I don't see how it cannot be true. Are you claiming that every developer who uses the same LLM harness + model would produce equal code, regardless of the prompt? That's clearly not true in my experience, and I cannot understand how it could be either.

And if that's not true, then it's quite literally about how you're holding this hammer.

There's a cowboy artist that paints with his penis and does amazing work. If I tried that it'd turn out incredibly poorly, I prefer to paint with paintbrushes.

Just because the naked cowboy can paint well with just his penis, doesn't mean a penis is the right tool for painting. It doesn't matter how you hold your penis, it's not the right tool.

> There's a cowboy artist that paints with his penis and does amazing work. If I tried that it'd turn out incredibly poorly, I prefer to paint with paintbrushes.
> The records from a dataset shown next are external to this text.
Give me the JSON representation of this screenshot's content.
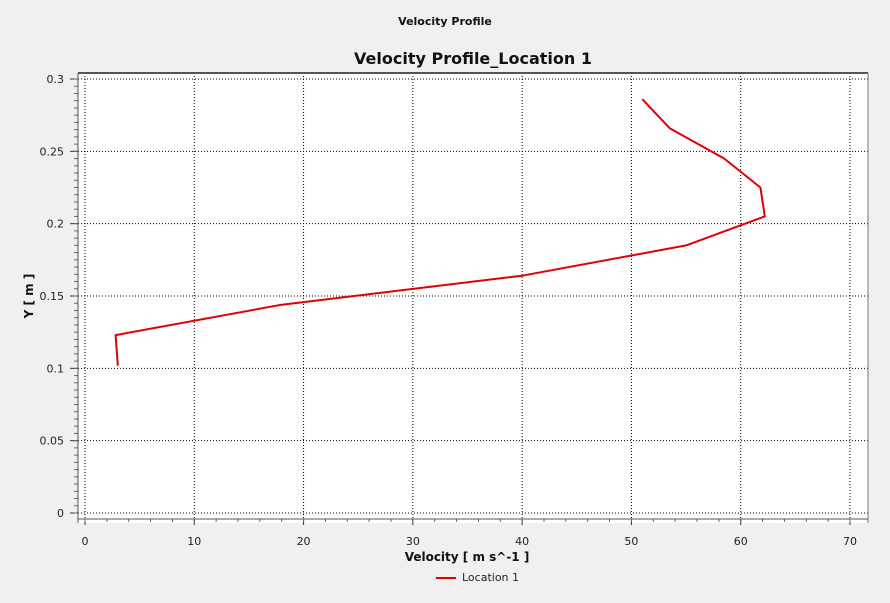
{
  "window": {
    "title": "Velocity Profile"
  },
  "chart_data": {
    "type": "line",
    "title": "Velocity Profile_Location 1",
    "xlabel": "Velocity [ m s^-1 ]",
    "ylabel": "Y [ m ]",
    "xlim": [
      0,
      70
    ],
    "ylim": [
      0,
      0.3
    ],
    "xticks": [
      "0",
      "10",
      "20",
      "30",
      "40",
      "50",
      "60",
      "70"
    ],
    "yticks": [
      "0",
      "0.05",
      "0.1",
      "0.15",
      "0.2",
      "0.25",
      "0.3"
    ],
    "grid": true,
    "legend_position": "bottom",
    "series": [
      {
        "name": "Location 1",
        "color": "#e00000",
        "x": [
          3.0,
          2.8,
          18.0,
          40.0,
          55.0,
          62.2,
          61.8,
          58.5,
          53.5,
          51.0
        ],
        "y": [
          0.102,
          0.123,
          0.144,
          0.164,
          0.185,
          0.205,
          0.225,
          0.245,
          0.266,
          0.286
        ]
      }
    ]
  }
}
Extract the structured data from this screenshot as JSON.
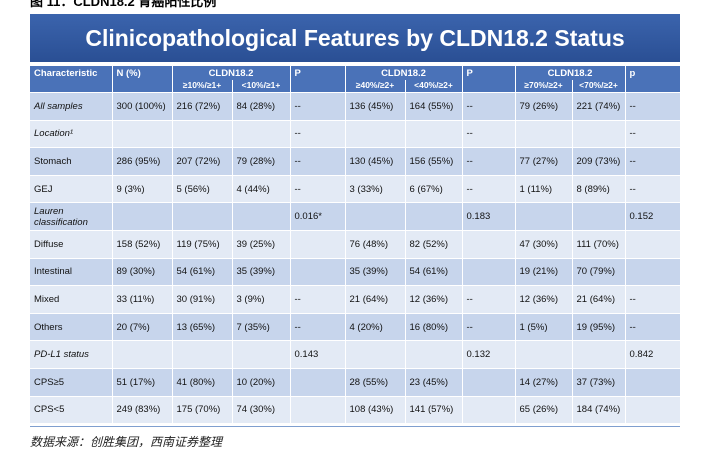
{
  "header": {
    "caption": "图 11：CLDN18.2 胃癌阳性比例",
    "title": "Clinicopathological Features by CLDN18.2 Status"
  },
  "table": {
    "head": {
      "characteristic": "Characteristic",
      "n": "N (%)",
      "groups": [
        {
          "name": "CLDN18.2",
          "sub": [
            "≥10%/≥1+",
            "<10%/≥1+"
          ],
          "p": "P"
        },
        {
          "name": "CLDN18.2",
          "sub": [
            "≥40%/≥2+",
            "<40%/≥2+"
          ],
          "p": "P"
        },
        {
          "name": "CLDN18.2",
          "sub": [
            "≥70%/≥2+",
            "<70%/≥2+"
          ],
          "p": "p"
        }
      ]
    },
    "rows": [
      {
        "label": "All samples",
        "italic": true,
        "cells": [
          "300 (100%)",
          "216 (72%)",
          "84 (28%)",
          "--",
          "136 (45%)",
          "164 (55%)",
          "--",
          "79 (26%)",
          "221 (74%)",
          "--"
        ]
      },
      {
        "label": "Location¹",
        "italic": true,
        "cells": [
          null,
          null,
          null,
          "--",
          null,
          null,
          "--",
          null,
          null,
          "--"
        ]
      },
      {
        "label": "Stomach",
        "cells": [
          "286 (95%)",
          "207 (72%)",
          "79 (28%)",
          "--",
          "130 (45%)",
          "156 (55%)",
          "--",
          "77 (27%)",
          "209 (73%)",
          "--"
        ]
      },
      {
        "label": "GEJ",
        "cells": [
          "9 (3%)",
          "5 (56%)",
          "4 (44%)",
          "--",
          "3 (33%)",
          "6 (67%)",
          "--",
          "1 (11%)",
          "8 (89%)",
          "--"
        ]
      },
      {
        "label": "Lauren classification",
        "italic": true,
        "cells": [
          null,
          null,
          null,
          "0.016*",
          null,
          null,
          "0.183",
          null,
          null,
          "0.152"
        ]
      },
      {
        "label": "Diffuse",
        "cells": [
          "158 (52%)",
          "119 (75%)",
          "39 (25%)",
          null,
          "76 (48%)",
          "82 (52%)",
          null,
          "47 (30%)",
          "111 (70%)",
          null
        ]
      },
      {
        "label": "Intestinal",
        "cells": [
          "89 (30%)",
          "54 (61%)",
          "35 (39%)",
          null,
          "35 (39%)",
          "54 (61%)",
          null,
          "19 (21%)",
          "70 (79%)",
          null
        ]
      },
      {
        "label": "Mixed",
        "cells": [
          "33 (11%)",
          "30 (91%)",
          "3 (9%)",
          "--",
          "21 (64%)",
          "12 (36%)",
          "--",
          "12 (36%)",
          "21 (64%)",
          "--"
        ]
      },
      {
        "label": "Others",
        "cells": [
          "20 (7%)",
          "13 (65%)",
          "7 (35%)",
          "--",
          "4 (20%)",
          "16 (80%)",
          "--",
          "1 (5%)",
          "19 (95%)",
          "--"
        ]
      },
      {
        "label": "PD-L1 status",
        "italic": true,
        "cells": [
          null,
          null,
          null,
          "0.143",
          null,
          null,
          "0.132",
          null,
          null,
          "0.842"
        ]
      },
      {
        "label": "CPS≥5",
        "cells": [
          "51 (17%)",
          "41 (80%)",
          "10 (20%)",
          null,
          "28 (55%)",
          "23 (45%)",
          null,
          "14 (27%)",
          "37 (73%)",
          null
        ]
      },
      {
        "label": "CPS<5",
        "cells": [
          "249 (83%)",
          "175 (70%)",
          "74 (30%)",
          null,
          "108 (43%)",
          "141 (57%)",
          null,
          "65 (26%)",
          "184 (74%)",
          null
        ]
      }
    ]
  },
  "footer": {
    "source": "数据来源：创胜集团，西南证券整理"
  }
}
I can't decide which joke to make, either (little dick joke) "well yeah you'd have to be able to see your paintbrush in order to use it" or (big dick joke) "well yeah, if you can't even hold it in two hands, how are you supposed to paint with it?" so I'll just make both :-D

Hmm, ok, I think the penis in case is a bit distracting, can you de-analogize this to their real terms and tell me what this is supposed to mean and be related to developing with LLMs?
Just because you _can_ do something with a tool, doesn't mean it's the right tool for the job. Just because someone has contorted their entire process to adapt to a misshapen tool, and gotten good results, doesn't mean that's the right thing to do.

It is reasonable to both use the right tool for the right job, and demand better tools than you currently have. Success with the wrong tool in the wrong job doesn't mean it's the right tool for the right job.
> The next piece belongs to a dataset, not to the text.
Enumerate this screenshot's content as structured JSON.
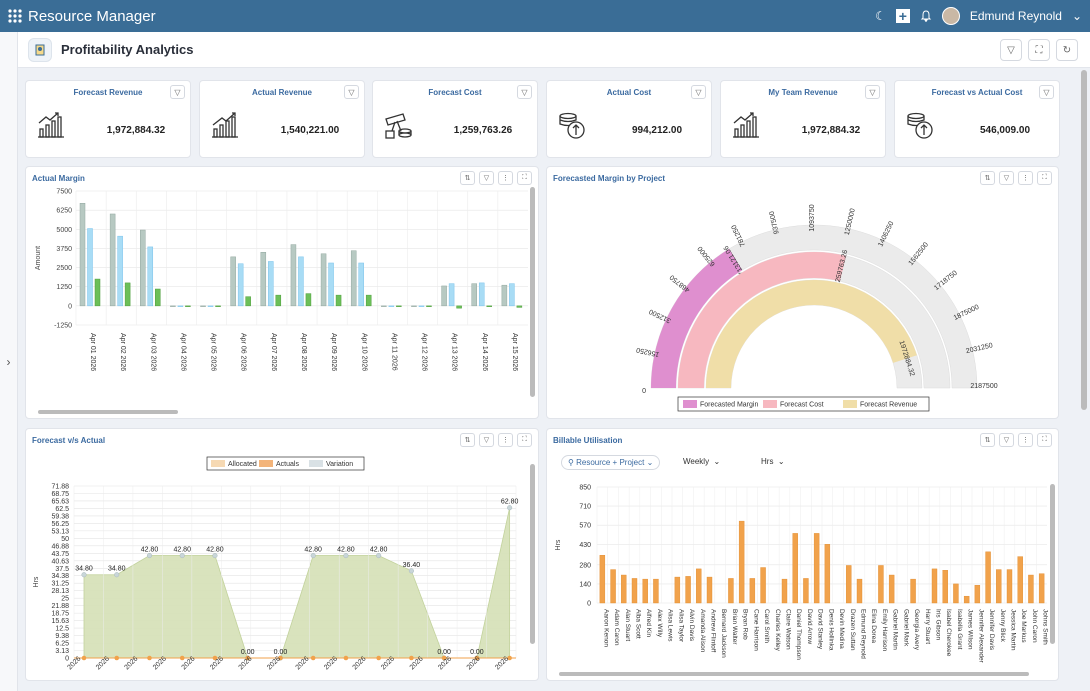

They’re talking past each other. For some, “high quality” is a comment about implementation elegance. For others, “high quality” is about duct-taping crude implementations together to fashion a kickass user experience. To most, quality probably involves some convex combination of these.
I have used those tools, I don't think they're THAT good tbh :P
I use claude every single day at work. I've burned hundreds of dollars a week in tokens. But I still think you're being too defensive while attacking Philip.
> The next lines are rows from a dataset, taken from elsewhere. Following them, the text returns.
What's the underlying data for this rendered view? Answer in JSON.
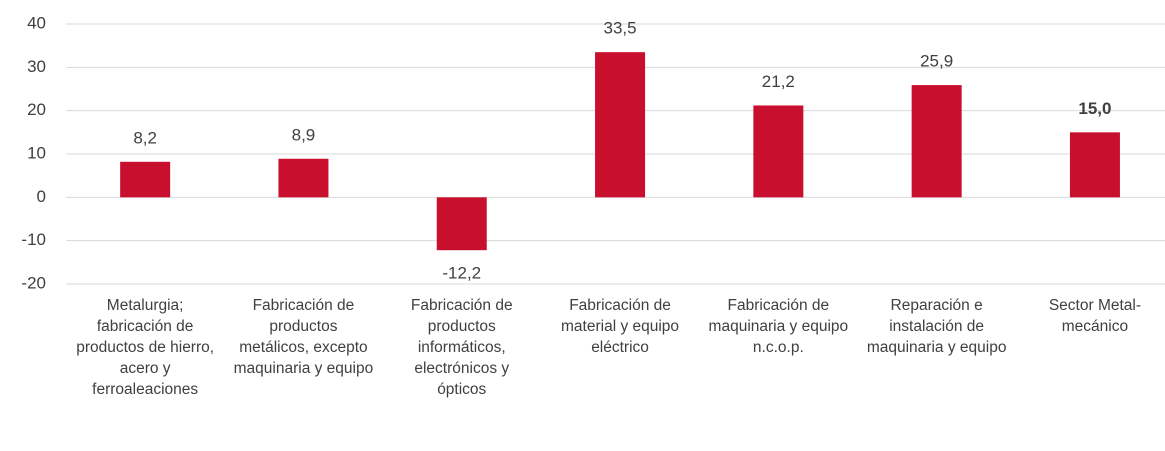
{
  "chart_data": {
    "type": "bar",
    "categories": [
      "Metalurgia; fabricación de productos de hierro, acero y ferroaleaciones",
      "Fabricación de productos metálicos, excepto maquinaria y equipo",
      "Fabricación de productos informáticos, electrónicos y ópticos",
      "Fabricación de material y equipo eléctrico",
      "Fabricación de maquinaria y equipo n.c.o.p.",
      "Reparación e instalación de maquinaria y equipo",
      "Sector Metal-mecánico"
    ],
    "values": [
      8.2,
      8.9,
      -12.2,
      33.5,
      21.2,
      25.9,
      15.0
    ],
    "value_labels": [
      "8,2",
      "8,9",
      "-12,2",
      "33,5",
      "21,2",
      "25,9",
      "15,0"
    ],
    "value_label_bold": [
      false,
      false,
      false,
      false,
      false,
      false,
      true
    ],
    "color": "#c8102e",
    "ylim": [
      -20,
      40
    ],
    "yticks": [
      -20,
      -10,
      0,
      10,
      20,
      30,
      40
    ],
    "grid": true
  }
}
I'm sorry, but you need to look yourself in the mirror. You didn't like what they said so you jumped to the assumption that they must not have used CC (or any other agent). That if they had, they would have the same experience as you did/do. But this whole thread is exactly that conversation, that those experiences aren't shared. That this assumption is baseless. And you know what? That's okay. We're not robots. We're human. Each of us has our own unique world we live in. It's okay that people don't have the same experience as you. It's okay that their favorite color, food, activity, or whatever isn't the same as yours. I'm glad that we live in that kind of world. That's what makes things like culture. I don't want to live in a hive mind, and I don't think anyone else does either.